Shia rebels seized a city in central Yemen Wednesday seen as a strategic link to the south, further widening their territory following deadly clashes with tribesmen, security and tribal sources said.
Yemen has been sliding into turmoil since an Arab Spring-inspired uprising ousted strongman Ali Abdullah Saleh in 2012, with armed rivals including the Huthi Shia rebels and Al-Qaeda battling each other.
The Huthis took control of Radmah -- located on a road linking the capital Sanaa with the main southern city Aden -- on Wednesday after 24 hours of fighting against local tribesmen, a security official told AFP.
Radmah is part of Ibb province, where the rebels have been locked in deadly battles with mostly-Sunni tribesmen this month.
The Huthis easily overran the capital in September before moving on to the Red Sea port city of Hudeida as well as Shia-populated Dhamar and the provincial capital of Ibb.
The rebels, from the mountainous north, are seeking greater political clout in impoverished Yemen, which is located next to oil kingpin Saudi Arabia and key shipping routes in the Gulf of Aden.
Yemen is a key US ally that has allowed Washington to conduct drone strikes against Al-Qaeda on its territory, and the fighting has raised fears of it collapsing into a failed state.
Radmah is a stronghold of the Muslim Brotherhood-linked Al-Islah (Reform) Party, whose supporters have been resisting the Huthi advance.
Tribal sources said that nine fighters from both sides were killed during the battle for the city.
In the provincial capital Ibb further southwest, dozens of armed rebels stormed the main security headquarters overnight and members of the security forces fled, an official said.
With the fall of Ramdah, the Huthis now control Ibb province with the exception of Udain, which is in the hands of Al-Qaeda and allied tribesmen, a local official said.

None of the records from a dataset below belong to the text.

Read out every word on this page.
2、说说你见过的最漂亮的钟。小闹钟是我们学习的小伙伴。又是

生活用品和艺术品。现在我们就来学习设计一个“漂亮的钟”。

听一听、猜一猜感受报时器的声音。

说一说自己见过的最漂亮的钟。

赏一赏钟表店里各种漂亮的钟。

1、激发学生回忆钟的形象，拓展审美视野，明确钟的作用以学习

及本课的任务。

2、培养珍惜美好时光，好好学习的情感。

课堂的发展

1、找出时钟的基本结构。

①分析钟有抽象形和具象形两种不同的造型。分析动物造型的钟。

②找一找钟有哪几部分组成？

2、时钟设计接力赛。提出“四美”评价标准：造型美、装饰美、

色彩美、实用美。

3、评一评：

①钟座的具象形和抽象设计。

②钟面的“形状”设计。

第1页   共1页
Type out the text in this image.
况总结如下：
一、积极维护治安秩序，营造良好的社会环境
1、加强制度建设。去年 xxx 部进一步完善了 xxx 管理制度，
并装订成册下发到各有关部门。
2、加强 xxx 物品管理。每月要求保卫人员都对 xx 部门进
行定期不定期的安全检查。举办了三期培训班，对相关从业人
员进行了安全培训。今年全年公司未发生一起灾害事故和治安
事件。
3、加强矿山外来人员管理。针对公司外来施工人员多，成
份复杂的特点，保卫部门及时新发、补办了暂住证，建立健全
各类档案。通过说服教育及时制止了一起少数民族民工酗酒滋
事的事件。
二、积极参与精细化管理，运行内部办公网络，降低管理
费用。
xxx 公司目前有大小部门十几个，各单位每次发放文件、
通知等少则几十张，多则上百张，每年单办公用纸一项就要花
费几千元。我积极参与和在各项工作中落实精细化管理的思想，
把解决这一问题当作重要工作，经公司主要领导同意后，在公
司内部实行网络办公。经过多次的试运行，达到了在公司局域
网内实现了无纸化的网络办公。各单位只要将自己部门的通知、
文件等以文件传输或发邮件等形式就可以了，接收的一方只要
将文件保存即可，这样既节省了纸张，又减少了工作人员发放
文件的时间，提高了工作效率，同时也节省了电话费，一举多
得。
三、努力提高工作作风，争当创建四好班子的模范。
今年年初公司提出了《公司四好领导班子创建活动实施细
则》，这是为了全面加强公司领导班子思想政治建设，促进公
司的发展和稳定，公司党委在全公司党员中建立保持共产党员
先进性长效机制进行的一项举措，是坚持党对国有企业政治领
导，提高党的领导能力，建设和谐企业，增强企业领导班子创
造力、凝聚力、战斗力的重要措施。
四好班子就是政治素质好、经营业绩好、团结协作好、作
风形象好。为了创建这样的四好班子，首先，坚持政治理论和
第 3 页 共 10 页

In Rada, in the neighbouring province of Baida, 12 Huthis were killed in an attack by Al-Qaeda suspects, tribal sources said.
The Huthis, who had long been concentrated in their northern highlands where Shias form a majority, have been facing fierce resistance from local tribesmen as well as Al-Qaeda.
The rebels appear undeterred by a weekend speech by President Abdrabuh Mansur Hadi who urged the Huthis to "immediately pull out" of all seized areas including the capital.
But political sources in Sanaa told AFP that tribes allied to the Shias rebels were expected to meet in Sanaa on Friday following calls by rebel leader Abdulmalik al-Huthi to discuss ways to return the country to normality.